For now, this reference is a best-effort document. We strive for validity and completeness, but are not yet there. In the future, the docs and lang teams will work together to figure out how best to do this. Until then, this is a best-effort attempt. If you find something wrong or missing, file an issue or send in a pull request.

Glossary

Abstract Syntax Tree

An ‘abstract syntax tree’, or ‘AST’, is an intermediate representation of the structure of the program when the compiler is compiling it.

Alignment

The alignment of a value specifies what addresses values are preferred to start at. Always a power of two. References to a value must be aligned. More.

Arity

Arity refers to the number of arguments a function or operator takes. For some examples, f(2, 3) and g(4, 6) have arity 2, while h(8, 2, 6) has arity 3. The ! operator has arity 1.

Array

An array, sometimes also called a fixed-size array or an inline array, is a value describing a collection of elements, each selected by an index that can be computed at run time by the program. It occupies a contiguous region of memory.

Associated Item

An associated item is an item that is associated with another item. Associated items are defined in implementations and declared in traits. Only functions, constants, and type aliases can be associated.

Bound

Bounds are constraints on a type or trait. For example, if a bound is placed on the argument a function takes, types passed to that function must abide by that constraint.

Combinator

Combinators are higher-order functions that apply only functions and earlier defined combinators to provide a result from its arguments. They can be used to manage control flow in a modular fashion.

Dispatch

Dispatch is the mechanism to determine which specific version of code is actually run when it involves polymorphism. Two major forms of dispatch are static dispatch and dynamic dispatch. While Rust favors static dispatch, it also supports dynamic dispatch through a mechanism called ‘trait objects’.

Dynamically Sized Type

A dynamically sized type (DST) is a type without a statically known size or alignment.

Expression

An expression is a combination of values, constants, variables, operators and functions that evaluate to a single value, with or without side-effects.

For example, 2 + (3 * 4) is an expression that returns the value 14.

Initialized

A variable is initialized if it has been assigned a value and hasn't since been moved from. All other memory locations are assumed to be initialized. Only unsafe Rust can create such a memory without initializing it.

Nominal Types

Types that can be referred to by a path directly. Specifically enums, structs, unions, and trait objects.

Object Safe Traits

Traits that can be used as trait objects. Only traits that follow specifc rules are object safe.

Prelude

Prelude, or The Rust Prelude, is a small collection of items - mostly traits - that are imported into very module of every crate. The traits in the prelude are pervasive.

Size

The size of a value has two definitions.

The first is that it is how much memory must be allocated to store that value.

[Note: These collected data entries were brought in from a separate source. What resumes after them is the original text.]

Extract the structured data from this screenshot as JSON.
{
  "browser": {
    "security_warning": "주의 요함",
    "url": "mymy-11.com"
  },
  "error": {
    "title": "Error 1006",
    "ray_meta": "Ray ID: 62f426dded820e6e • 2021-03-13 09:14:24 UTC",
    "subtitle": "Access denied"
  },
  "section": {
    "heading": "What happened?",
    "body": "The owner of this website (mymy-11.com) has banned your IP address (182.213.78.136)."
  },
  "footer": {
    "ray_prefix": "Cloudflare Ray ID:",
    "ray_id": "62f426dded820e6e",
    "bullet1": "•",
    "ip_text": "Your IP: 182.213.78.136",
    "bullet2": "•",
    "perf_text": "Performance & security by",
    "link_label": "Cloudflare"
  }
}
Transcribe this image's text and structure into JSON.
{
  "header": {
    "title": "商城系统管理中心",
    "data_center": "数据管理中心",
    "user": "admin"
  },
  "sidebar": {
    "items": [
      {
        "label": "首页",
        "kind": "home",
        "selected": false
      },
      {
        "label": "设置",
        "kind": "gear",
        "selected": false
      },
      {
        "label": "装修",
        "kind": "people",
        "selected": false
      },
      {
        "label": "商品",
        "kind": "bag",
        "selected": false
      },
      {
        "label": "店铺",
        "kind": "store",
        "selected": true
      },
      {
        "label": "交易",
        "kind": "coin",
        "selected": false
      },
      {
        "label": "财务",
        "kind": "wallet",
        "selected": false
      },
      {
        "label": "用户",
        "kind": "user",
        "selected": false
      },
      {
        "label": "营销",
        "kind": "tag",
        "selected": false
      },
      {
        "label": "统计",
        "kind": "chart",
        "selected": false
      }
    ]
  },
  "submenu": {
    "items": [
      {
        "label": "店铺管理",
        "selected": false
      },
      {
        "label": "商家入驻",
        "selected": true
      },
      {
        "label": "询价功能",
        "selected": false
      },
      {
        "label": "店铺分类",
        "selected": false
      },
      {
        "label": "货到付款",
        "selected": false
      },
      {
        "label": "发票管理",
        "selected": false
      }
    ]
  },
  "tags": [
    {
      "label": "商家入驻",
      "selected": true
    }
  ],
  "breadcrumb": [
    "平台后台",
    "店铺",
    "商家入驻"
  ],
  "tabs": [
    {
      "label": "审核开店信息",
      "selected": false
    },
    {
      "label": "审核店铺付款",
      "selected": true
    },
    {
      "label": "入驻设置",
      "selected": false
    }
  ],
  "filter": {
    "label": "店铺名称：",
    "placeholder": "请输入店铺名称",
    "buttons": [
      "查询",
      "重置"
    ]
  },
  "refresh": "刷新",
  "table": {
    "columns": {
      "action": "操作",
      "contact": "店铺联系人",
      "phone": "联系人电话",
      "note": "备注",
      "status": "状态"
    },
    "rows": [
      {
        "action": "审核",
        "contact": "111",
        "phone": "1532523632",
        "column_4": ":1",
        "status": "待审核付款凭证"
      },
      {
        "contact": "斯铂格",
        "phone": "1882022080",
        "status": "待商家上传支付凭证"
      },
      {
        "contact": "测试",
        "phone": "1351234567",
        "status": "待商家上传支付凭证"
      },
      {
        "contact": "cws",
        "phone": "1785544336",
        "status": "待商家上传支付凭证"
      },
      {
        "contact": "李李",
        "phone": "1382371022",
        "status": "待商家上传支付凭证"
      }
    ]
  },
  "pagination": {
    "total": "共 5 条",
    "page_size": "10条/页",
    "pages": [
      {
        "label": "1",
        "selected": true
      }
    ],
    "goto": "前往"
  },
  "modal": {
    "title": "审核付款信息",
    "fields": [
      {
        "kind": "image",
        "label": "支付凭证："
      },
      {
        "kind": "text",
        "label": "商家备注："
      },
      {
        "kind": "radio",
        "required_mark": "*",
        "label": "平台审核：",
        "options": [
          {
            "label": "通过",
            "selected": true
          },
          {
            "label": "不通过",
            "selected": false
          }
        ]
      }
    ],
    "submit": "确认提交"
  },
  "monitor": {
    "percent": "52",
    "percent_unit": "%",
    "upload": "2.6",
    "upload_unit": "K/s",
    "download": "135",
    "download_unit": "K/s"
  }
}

The second is that it is the offset in bytes between successive elements in an array with that item type.

It is a multiple of the alignment, including zero. The size can change depending on compiler version (as new optimizations are made) and target platform (similar to how usize varies per-platform).

More.

Slice

A slice is dynamically-sized view into a contiguous sequence, written as [T].

It is often seen in its borrowed forms, either mutable or shared. The shared slice type is &[T], while the mutable slice type is &mut [T], where T represents the element type.

Statement

A statement is the smallest standalone element of a programming language that commands a computer to perform an action.

String literal

A string literal is a string stored directly in the final binary, and so will be valid for the 'static duration.

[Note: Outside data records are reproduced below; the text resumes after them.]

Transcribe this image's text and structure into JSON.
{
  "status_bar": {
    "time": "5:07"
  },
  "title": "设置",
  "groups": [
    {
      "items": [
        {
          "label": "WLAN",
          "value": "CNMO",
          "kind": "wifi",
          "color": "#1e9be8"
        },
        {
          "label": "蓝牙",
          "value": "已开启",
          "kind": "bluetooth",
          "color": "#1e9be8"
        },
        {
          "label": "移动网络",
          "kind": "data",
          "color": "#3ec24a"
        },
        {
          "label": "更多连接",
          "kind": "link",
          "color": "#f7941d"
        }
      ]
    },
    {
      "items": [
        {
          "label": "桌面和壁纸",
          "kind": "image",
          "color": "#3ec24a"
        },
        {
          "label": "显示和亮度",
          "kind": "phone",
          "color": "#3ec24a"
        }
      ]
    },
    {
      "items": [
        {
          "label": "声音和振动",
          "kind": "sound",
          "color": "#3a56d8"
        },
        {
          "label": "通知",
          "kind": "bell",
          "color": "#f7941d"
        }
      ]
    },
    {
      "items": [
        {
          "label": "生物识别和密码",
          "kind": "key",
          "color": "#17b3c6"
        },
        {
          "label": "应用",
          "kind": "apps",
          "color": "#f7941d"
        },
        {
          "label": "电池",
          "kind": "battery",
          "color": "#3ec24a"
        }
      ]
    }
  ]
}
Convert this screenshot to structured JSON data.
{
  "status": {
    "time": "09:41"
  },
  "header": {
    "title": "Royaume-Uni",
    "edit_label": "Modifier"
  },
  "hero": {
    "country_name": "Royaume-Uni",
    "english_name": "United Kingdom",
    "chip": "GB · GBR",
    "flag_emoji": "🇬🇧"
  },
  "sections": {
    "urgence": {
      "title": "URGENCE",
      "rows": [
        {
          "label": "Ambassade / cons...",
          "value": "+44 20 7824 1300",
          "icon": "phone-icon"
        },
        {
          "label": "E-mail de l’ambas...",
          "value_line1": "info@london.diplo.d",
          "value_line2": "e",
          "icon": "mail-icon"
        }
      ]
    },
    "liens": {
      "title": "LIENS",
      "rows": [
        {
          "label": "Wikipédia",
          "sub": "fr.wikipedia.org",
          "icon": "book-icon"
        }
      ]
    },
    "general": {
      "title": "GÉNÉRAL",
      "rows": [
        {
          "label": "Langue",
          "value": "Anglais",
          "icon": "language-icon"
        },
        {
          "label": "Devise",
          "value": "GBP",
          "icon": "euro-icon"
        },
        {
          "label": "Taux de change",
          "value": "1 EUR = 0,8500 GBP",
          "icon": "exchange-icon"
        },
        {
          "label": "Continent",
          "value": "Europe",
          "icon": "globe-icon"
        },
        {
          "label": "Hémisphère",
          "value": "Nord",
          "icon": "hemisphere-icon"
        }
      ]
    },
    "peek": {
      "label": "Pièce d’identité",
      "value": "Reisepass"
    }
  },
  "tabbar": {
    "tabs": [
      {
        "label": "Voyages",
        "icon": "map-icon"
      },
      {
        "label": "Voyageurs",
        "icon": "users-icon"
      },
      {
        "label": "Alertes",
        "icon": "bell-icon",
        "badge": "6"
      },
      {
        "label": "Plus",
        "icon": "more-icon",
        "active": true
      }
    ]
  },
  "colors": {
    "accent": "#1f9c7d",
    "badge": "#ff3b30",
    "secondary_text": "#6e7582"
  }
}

Its type is 'static duration borrowed string slice, &'static str.

String slice

A string slice is the most primitive string type in Rust, written as str. It is often seen in its borrowed forms, either mutable or shared. The shared string slice type is &str, while the mutable string slice type is &mut str.

Strings slices are always valid UTF-8.

Trait

A trait is a language item that is used for describing the functionalities a type must provide. It allows a type to make certain promises about its behavior.

Generic functions and generic structs can use traits to constrain, or bound, the types they accept.